Anstatt sich mit einer Person zu freuen, dass sie noch lebt, ballerte man sie mit DMs und Kommentaren zu, u. a. gab es Aussagen wie, sie fühle sich wohl als was besseres, weil sie eine Krankheit hat. Diese Person schrieb später noch anderen, sie hätte versucht sich mit Kowalski sehr erwachsen und freundlich zu unterhalten. Ja, stimmt. Solche Aussagen sind sehr erwachsen und überaus freundlich. Nach drei Stunden löschte meine BFF ihren Account, weil sie nicht mehr mit dem Blocken hinterher kam.

Heute Nacht sagte man ihr noch, dass ihre Geschichte anderen suggeriere, dass Kalorienzählen eine sehr gesunde Methode sei abzunehmen. (Von Abnehmen hatte sie bisher nichts geschrieben. Seit 4,5 Jahren hält sie mit dieser Methode ihr Gewicht.) Dabei sei das eine sehr ungesunde Methode, bei der viele Menschen starke psychische Probleme bekämen. Unter ungesund verstehen wir übrigens beide, dass man starke Mangelerscheinungen bekommt.

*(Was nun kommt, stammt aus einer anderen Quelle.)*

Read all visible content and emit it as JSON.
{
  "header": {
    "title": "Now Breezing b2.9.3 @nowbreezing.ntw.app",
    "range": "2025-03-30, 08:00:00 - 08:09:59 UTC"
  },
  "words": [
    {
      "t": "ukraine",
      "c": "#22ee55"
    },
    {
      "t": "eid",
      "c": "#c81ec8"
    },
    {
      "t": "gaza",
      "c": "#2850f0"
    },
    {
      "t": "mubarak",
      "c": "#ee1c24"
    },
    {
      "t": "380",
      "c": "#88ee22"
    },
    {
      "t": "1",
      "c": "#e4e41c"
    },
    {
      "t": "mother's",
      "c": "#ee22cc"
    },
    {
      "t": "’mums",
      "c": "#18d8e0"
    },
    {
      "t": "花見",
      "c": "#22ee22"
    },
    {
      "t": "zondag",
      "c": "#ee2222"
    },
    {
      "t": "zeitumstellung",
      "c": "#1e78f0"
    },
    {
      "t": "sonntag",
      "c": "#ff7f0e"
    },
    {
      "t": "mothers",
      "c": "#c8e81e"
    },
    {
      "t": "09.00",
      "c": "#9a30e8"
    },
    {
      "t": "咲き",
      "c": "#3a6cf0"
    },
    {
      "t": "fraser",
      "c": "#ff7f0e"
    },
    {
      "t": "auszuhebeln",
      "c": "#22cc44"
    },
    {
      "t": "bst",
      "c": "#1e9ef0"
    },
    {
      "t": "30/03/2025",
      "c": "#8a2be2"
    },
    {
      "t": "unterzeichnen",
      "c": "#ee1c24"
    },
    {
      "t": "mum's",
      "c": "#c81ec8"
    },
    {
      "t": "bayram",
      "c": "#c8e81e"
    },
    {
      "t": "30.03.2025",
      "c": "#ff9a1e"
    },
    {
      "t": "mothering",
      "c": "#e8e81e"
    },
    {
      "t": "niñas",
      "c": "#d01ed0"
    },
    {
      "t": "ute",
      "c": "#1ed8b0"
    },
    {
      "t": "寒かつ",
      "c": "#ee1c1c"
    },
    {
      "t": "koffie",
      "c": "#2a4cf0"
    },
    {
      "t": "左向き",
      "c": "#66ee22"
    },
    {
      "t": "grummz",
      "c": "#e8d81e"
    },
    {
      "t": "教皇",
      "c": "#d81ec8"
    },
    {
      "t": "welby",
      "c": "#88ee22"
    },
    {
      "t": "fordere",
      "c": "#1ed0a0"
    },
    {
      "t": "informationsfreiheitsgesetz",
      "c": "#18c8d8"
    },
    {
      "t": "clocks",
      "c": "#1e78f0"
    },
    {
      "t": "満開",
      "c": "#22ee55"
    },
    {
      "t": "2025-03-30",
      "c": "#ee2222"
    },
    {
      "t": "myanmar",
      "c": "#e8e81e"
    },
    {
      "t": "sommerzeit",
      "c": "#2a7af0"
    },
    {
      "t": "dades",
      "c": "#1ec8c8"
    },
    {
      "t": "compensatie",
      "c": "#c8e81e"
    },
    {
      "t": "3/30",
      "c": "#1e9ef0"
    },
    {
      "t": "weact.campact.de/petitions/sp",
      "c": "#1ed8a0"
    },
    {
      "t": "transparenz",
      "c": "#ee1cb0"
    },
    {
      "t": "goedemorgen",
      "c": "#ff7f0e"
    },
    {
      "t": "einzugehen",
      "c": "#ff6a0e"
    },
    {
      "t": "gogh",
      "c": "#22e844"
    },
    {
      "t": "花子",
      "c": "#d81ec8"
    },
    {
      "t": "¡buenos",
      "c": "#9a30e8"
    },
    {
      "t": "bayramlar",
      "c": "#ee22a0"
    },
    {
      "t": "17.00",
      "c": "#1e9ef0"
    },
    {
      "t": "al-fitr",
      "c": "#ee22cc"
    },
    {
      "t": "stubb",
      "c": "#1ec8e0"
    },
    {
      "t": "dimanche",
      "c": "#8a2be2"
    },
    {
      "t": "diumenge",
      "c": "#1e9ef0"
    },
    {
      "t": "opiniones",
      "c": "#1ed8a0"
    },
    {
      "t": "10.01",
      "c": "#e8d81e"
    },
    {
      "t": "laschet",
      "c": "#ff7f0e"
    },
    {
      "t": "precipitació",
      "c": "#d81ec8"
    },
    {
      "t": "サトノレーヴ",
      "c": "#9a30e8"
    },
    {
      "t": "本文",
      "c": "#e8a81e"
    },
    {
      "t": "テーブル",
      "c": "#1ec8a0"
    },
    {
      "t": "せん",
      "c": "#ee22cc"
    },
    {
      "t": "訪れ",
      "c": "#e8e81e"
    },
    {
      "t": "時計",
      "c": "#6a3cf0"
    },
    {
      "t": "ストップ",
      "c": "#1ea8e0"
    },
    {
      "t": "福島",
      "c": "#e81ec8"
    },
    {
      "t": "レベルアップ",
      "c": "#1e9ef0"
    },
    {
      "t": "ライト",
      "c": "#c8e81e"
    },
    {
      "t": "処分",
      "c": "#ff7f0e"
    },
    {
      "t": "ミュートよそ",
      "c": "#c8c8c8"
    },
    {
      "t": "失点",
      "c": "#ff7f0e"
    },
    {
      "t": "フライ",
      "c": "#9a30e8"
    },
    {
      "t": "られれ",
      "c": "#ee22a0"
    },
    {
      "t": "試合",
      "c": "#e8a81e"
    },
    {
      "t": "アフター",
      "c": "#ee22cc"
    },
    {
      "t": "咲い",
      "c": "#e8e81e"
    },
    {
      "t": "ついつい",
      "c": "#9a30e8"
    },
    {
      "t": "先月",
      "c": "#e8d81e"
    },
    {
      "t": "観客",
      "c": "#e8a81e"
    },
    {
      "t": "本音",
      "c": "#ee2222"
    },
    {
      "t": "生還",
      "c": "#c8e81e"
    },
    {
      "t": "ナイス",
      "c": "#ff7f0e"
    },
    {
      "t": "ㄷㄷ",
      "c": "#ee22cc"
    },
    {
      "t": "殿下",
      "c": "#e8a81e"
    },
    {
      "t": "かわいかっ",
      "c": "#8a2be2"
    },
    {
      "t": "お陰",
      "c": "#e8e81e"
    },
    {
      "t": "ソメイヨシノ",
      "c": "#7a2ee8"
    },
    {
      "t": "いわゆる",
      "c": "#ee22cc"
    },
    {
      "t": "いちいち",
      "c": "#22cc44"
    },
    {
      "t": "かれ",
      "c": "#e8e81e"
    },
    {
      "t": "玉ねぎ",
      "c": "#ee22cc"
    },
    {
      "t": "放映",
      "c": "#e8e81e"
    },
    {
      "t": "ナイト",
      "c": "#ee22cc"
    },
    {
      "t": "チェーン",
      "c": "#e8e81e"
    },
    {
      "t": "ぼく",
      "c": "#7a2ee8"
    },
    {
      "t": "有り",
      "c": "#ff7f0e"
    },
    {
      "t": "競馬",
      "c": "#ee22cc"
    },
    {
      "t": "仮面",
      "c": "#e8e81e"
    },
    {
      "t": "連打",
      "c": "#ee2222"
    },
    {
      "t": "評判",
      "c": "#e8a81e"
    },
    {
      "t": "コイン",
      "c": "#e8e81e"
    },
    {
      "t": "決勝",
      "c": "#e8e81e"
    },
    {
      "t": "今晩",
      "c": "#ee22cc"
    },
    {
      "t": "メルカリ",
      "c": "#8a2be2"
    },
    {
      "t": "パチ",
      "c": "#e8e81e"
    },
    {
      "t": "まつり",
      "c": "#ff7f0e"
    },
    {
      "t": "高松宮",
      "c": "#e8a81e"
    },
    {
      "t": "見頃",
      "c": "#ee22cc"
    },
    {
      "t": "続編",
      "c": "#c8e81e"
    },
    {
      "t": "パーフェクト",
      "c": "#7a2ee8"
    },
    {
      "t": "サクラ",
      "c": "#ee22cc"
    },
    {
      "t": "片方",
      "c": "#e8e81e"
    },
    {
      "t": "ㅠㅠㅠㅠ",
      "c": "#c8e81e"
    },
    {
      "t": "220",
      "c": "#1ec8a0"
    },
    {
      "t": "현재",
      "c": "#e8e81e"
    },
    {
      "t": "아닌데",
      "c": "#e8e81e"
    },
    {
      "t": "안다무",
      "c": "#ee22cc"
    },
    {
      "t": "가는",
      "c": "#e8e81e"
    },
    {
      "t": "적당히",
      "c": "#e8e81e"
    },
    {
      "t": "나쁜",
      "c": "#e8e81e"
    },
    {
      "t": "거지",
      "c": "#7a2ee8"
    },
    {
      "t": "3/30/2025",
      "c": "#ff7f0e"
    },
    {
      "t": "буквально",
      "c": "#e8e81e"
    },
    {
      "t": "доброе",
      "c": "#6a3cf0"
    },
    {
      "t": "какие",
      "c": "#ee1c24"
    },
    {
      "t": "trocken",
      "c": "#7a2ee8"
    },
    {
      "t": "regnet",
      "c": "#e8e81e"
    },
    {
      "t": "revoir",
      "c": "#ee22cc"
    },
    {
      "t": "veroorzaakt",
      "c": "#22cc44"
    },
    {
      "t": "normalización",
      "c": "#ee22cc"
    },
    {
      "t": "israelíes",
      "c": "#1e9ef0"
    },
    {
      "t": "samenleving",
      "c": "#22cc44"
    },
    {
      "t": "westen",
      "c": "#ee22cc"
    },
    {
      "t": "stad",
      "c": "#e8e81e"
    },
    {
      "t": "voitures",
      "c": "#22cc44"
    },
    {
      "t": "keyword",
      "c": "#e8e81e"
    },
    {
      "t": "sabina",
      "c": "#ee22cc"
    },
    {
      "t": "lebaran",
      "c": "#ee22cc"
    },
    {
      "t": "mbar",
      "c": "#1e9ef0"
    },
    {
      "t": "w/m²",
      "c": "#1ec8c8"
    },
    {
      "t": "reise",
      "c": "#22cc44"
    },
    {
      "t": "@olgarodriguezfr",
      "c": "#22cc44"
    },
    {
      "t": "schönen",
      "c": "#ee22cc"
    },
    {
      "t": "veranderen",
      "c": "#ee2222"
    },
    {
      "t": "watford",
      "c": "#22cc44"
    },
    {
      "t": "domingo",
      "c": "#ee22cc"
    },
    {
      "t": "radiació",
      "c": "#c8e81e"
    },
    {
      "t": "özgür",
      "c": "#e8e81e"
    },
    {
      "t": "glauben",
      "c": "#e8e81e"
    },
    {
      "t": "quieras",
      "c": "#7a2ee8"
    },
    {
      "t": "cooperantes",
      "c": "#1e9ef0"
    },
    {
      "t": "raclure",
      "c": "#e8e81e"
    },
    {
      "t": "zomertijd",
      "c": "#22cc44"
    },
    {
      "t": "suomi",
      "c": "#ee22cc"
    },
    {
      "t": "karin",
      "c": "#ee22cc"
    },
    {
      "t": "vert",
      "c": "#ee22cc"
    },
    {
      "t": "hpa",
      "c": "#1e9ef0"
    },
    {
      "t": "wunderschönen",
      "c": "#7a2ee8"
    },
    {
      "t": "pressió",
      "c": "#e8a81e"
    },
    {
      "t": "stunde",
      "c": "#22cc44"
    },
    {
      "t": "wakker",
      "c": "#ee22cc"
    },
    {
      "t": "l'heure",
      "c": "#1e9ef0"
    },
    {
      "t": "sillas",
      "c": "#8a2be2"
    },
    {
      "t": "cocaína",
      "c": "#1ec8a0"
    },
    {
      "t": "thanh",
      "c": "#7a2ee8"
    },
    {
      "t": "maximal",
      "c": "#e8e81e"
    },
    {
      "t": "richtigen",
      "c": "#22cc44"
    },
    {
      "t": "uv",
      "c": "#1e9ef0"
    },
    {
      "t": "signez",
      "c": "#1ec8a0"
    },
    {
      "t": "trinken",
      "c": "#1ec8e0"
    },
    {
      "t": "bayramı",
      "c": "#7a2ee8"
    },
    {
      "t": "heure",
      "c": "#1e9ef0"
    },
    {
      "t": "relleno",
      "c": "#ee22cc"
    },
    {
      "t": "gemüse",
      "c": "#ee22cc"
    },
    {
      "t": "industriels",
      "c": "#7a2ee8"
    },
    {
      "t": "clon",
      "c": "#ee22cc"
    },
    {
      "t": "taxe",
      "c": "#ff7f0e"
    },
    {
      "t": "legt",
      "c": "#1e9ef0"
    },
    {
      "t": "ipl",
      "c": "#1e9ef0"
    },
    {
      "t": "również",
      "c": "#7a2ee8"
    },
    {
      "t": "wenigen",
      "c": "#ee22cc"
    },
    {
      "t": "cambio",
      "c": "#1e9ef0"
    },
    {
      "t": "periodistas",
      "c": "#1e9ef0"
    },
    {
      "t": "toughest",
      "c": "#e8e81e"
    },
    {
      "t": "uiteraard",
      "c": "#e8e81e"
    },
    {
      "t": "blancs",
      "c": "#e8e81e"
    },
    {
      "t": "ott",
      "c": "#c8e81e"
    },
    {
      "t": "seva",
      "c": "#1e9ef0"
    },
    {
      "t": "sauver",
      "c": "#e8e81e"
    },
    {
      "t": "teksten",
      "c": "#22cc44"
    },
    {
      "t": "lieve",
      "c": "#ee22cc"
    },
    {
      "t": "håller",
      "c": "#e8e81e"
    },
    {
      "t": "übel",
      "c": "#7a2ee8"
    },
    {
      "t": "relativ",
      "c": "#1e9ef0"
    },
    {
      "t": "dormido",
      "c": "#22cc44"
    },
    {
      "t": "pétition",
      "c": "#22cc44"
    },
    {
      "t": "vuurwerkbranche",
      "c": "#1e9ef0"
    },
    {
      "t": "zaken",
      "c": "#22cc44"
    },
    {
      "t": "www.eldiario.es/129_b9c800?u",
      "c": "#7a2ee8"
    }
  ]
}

Wie auch immer. Sie solle des wegen aufhören ihre Geschichte zu erzählen. Die würde andere nur krank machen. Am Besten aber wäre, sie würde sich gänzlich aus Social Media fern halten und den Account zu löschen war die einzig richtige Entscheidung. Denn sie hat ja gelernt nur für sich zu sprechen und über ihre Erfahrungen. Tatsächlich etwas, das immer wieder gesagt wird:”Sprech bitte nur von und über dich selbst!”
Gut, ihre Erfahrungen machen also andere krank. Damit ist der Umkehrschluss in heftig wirklich “Halt dein Maul!” oder noch besser “Verpiss dich aus Social Media! Du machst andere krank!” Sie hat daraufhin sämtliche Apps gelöscht und sich zurück gezogen.

Für mich und uns ist es eine positive Geschichte und ich finde nicht, dass man sie nicht erzählen dürfe. Aber der positive Aspekt daran wird ja lieber vergessen. Die Methode zum Abnehmen wird in den Vordergrund gesetzt und darüber gelästert. Und egal ob gesund oder ungesund, sie rettete ihr sehr zu vermuten das Leben. Sie feiert sogar einen zweiten Geburtstag an dem Tag, an dem wir gemeinsam das Kalorienzählen begannen.
Warum zum Geier müssen Menschen einen Shitstorm losbrechen, dass jemand ihnen unbekanntes drei Stunden lang nur Accounts blocken und den eigenen Account schlussendlich nur noch löschen kann? Anstatt sich mit ihr zu freuen! Weil dieser Jemand sich freut, dass er noch da ist. Weil er sich mit recht freut! Eine Person, die 20 Jahre lang nicht wirklich leben konnte und jetzt aufgrund der Folgeschäden nicht. Eine Person, die des wegen seit 8,5 Monaten in Isolation lebt, da sie zu mehreren Risikogruppen von COVID-19 zählt. Eine Person für die Social Media momentan der gefahrloseste und einzige Weg der Kommunikation war.
Ich freue mich, dass diese Person noch da ist. Ich freue mich, dass ich diese Person kennenlernen durfte. Ich freue mich für sie und mit ihr!